4. [10%] For each of the blocks, write the computation they need to perform. In this assignment, you only need to implement the algebraic blocks and the delay block (not integrator and derivative blocks).
   
   The blocks you should implement (if not already done for you in ST_Simulator are: Constant, Negator, Inverter, Adder, Product, and Delay.
   
   Some implementation information:
   
   block.linksIN is a list of input signal structures of a block. If all inputs are indistinguishable, even if there is more than one input port, as in the case of the Adder block, one may just loop over linksIN by referring to linksIN[i]. If there is only one input signal, as in the case of a Negator, one may of course directly refer to the first signal linksIN[0].
   The input signal structures have the form (influentBlock, signal_name, port_name) with influentBlock a reference to the block whose (single) output is connected, through a port with name port_name, to this signal which has name signal_name.
   If inputs need to be distinguished, they will have a specific name, and can be referred to by that name. In particular, you can refer to the block connected to the Initial Condition input port of a Delay, Integrator, Derivative block by block.IC[0]. Note that 0 is used as index as only one block should be connected to an IC port.
   The signal on the output of a block is stored as a list of values, one for each time-step.

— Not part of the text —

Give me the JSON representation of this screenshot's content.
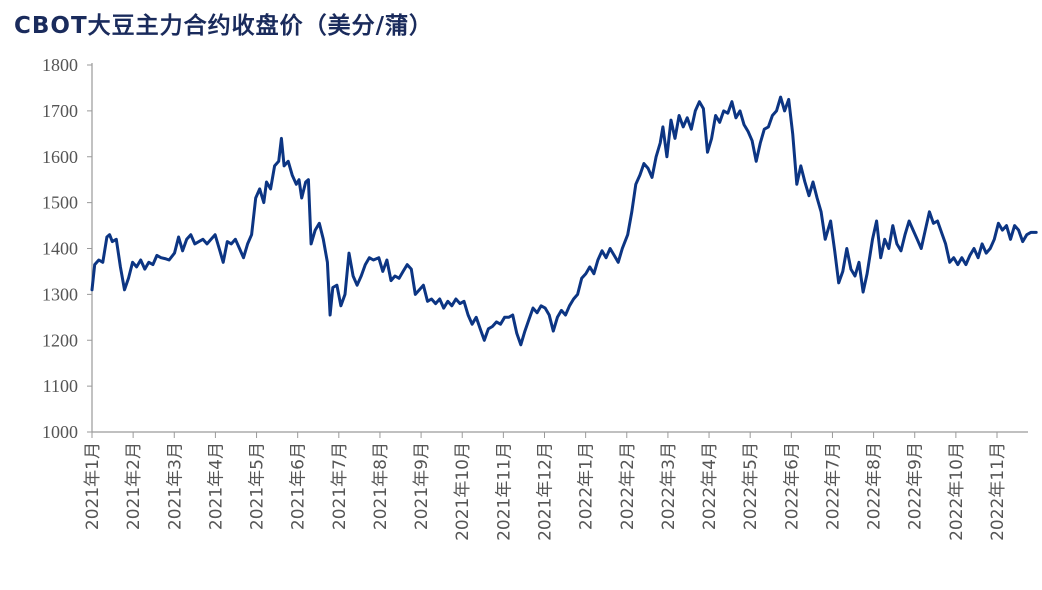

To acces this list, use block.signals.
5. [10%] The Test block should be implemented correctly and tested separately. This means you need to provide a test model which includes a Test block.
   
   Some implementation information:
   
   For a Test block block, you can access
   • the test input signal as block.__getInputBlocks()[0];
   • the block connected to the True input port as block.TRUE_in[0];
   • the block connected to the False input port as block.FALSE_in[0].
   As test condition, you should compare the test input signal to 0. The True input should be selected and copied to the output if the test input signal is strictly larger than 0.

[50% -- 10% per item] Provide test models and their results to demonstrate the correctness of your solution:

1. Simple algebraic models without loop, one for each algebraic block;
2. A non-trivial algebraic model without loop to test sorting;
3. An algebraic model with a non-linear loop;
4. An algebraic model with a linear loop ;
5. An algebraic model with at least two linear loops, and computation in between;

[remaining 10%] proper documentation.